DataSHIELD provides a novel technological solution that can facilitate the access of researchers and other healthcare professionals to individual-level data

Authors:
Gaye A, Marcon Y, Isaeva J, LaFlamme P, Turner A, Jones EM, … Carter KW, de Klerk N, Francis RW, et al.

Authors notes:
International Journal of Epidemiology. 2014;43(6):1929-44

Keywords:
DataSHIELD, pooled analysis, ELSI, privacy, confidentiality, disclosure, distributed computing, intellectual property, bioinformatics

Abstract:
Research in modern biomedicine and social science requires sample sizes so large that they can often only be achieved through a pooled co-analysis of data from several studies.

But the pooling of information from individuals in a central database that may be queried by researchers raises important ethico-legal questions and can be controversial.

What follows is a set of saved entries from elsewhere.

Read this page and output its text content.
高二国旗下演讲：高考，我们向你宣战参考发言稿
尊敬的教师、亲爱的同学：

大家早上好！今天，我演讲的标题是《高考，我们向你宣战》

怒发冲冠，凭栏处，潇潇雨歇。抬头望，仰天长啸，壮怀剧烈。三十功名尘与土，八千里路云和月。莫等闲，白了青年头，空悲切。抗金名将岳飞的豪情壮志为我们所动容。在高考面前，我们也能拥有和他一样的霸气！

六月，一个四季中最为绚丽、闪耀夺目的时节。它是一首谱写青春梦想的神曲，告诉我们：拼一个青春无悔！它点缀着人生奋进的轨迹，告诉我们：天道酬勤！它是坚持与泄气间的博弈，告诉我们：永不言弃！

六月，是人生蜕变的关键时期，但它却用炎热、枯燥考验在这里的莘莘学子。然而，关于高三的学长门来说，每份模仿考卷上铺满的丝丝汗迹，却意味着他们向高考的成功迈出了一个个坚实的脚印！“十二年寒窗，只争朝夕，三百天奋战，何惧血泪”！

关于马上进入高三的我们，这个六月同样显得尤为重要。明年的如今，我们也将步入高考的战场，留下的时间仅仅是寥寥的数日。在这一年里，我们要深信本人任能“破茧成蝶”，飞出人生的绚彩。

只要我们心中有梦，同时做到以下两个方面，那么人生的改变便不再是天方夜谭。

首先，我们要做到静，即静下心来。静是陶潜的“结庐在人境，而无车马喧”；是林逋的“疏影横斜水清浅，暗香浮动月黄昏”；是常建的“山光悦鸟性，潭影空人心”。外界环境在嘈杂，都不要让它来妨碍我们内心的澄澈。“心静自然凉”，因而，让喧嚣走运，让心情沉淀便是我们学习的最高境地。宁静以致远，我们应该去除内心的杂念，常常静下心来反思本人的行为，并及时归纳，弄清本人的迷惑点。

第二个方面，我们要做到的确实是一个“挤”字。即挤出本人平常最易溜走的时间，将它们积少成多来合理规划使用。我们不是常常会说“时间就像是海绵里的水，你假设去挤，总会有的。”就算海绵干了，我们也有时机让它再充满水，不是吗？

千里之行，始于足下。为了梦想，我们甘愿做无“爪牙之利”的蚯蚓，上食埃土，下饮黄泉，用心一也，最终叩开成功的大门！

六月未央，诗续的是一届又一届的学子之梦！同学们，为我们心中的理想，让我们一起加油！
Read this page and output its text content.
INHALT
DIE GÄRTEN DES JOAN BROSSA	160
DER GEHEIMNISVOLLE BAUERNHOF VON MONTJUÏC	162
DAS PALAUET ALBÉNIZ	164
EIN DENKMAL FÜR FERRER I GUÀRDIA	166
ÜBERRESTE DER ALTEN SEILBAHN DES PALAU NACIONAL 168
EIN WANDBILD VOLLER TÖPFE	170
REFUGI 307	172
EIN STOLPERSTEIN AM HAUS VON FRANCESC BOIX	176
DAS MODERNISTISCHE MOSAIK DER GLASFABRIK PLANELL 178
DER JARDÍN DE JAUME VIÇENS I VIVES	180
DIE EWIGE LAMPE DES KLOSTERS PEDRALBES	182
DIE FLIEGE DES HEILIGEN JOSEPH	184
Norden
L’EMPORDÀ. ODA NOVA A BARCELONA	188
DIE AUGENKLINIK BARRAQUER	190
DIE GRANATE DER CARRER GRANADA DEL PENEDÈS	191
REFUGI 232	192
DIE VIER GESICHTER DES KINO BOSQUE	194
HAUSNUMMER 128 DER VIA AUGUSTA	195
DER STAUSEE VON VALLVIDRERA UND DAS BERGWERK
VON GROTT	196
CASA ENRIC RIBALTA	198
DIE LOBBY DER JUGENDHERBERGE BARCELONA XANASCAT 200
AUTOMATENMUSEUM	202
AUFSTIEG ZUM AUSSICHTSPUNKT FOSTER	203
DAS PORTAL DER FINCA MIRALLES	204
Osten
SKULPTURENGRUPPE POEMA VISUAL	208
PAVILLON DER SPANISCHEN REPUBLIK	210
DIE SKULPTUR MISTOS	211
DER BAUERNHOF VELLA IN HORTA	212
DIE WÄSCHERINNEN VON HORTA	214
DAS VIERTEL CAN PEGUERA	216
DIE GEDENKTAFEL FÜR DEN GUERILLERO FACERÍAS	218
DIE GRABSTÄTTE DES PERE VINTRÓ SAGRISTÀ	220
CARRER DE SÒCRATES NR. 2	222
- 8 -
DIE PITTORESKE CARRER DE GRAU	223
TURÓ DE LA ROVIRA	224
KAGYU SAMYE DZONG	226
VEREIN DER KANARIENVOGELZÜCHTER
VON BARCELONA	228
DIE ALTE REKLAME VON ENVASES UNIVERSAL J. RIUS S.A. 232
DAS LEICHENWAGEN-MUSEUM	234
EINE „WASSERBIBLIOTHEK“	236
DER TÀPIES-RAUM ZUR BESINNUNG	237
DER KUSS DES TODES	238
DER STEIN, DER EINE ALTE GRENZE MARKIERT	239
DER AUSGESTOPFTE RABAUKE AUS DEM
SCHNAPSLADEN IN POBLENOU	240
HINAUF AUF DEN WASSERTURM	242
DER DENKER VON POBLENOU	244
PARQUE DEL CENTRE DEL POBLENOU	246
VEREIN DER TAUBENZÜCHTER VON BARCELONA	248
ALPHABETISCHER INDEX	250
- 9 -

In the UK this has been highlighted by recent debate and controversy relating to the UK's proposed 'care.data' initiative, and these issues reflect important societal and professional concerns about privacy, confidentiality and intellectual property.

DataSHIELD provides a novel technological solution that can circumvent some of the most basic challenges in facilitating the access of researchers and other healthcare professionals to individual-level data.

Based on this Opal/R implementation, DataSHIELD is currently used by the Healthy Obese Project and the Environmental Core Project (BioSHaRE-EU) for the federated analysis of 10 data sets across eight European countries, and this illustrates the opportunities and challenges presented by the DataSHIELD approach.

DataSHIELD facilitates important research in settings where: (i) a co-analysis of individual-level data from several studies is scientifically necessary but governance restrictions prohibit the release or sharing of some of the required data, and/or render data access unacceptably slow; (ii) a research group (e.g. in a developing nation) is particularly vulnerable to loss of intellectual property-the researchers want to fully share the information held in their data with national and international collaborators, but do not wish to hand over the physical data themselves; and (iii) a data set is to be included in an individual-level co-analysis but the physical size of the data precludes direct transfer to a new site for analysis.